Background: Acute rheumatic fever (ARF) and rheumatic heart disease cause substantial burdens worldwide. Long-term antibiotic secondary prophylaxis is used to prevent disease progression, but evidence for benefits of different adherence levels is limited. Using data from northern Australia, we identified factors associated with adherence, and the association between adherence and ARF recurrence, progression to rheumatic heart disease, worsening or improvement of rheumatic heart disease, and mortality.

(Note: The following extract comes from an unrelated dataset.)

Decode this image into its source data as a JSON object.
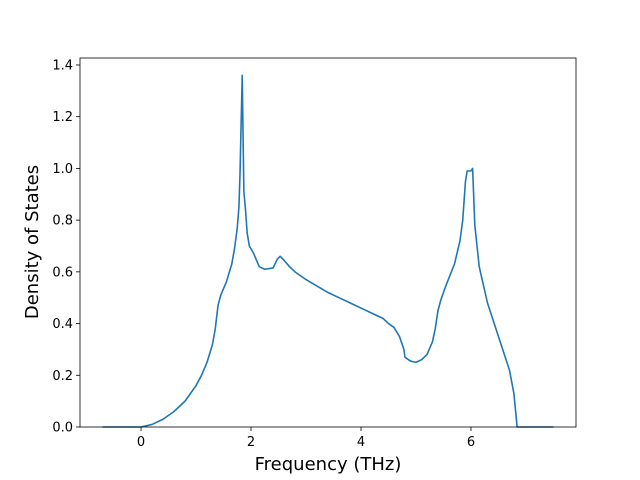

Methods and Results: Factors associated with adherence (percent of doses administered) were analyzed using logistic regression. Nested case-control and case-crossover designs were used to investigate associations with clinical outcomes; conditional logistic regression was used to estimate odds ratios (OR) with 95% CIs Adherence estimates (7728) were analyzed. Being female, younger, having more-severe disease, and living remotely were associated with higher adherence. Alcohol misuse was associated with lower adherence. The risk of ARF recurrence did not decrease until ≈40% of doses had been administered. Receiving <80% was associated with a 4-fold increase in the odds of ARF recurrence (case-control OR: 4.00 [95% CI: 1.7-9.29], case-crossover OR: 3.31 [95% CI: 1.09-10.07]) and appeared to be associated with increased all-cause mortality (case-control OR: 1.90 [95% CI: 0.89-4.06]; case-crossover OR 1.91 [95% CI: 0.51-7.12]).
Conclusions: We show for the first time that increased adherence to penicillin prophylaxis is associated with reduced ARF recurrence, and a likely reduction in mortality, in our setting. These findings can motivate patients to receive doses since even relatively low adherence can be beneficial, and additional doses further reduce adverse clinical outcomes.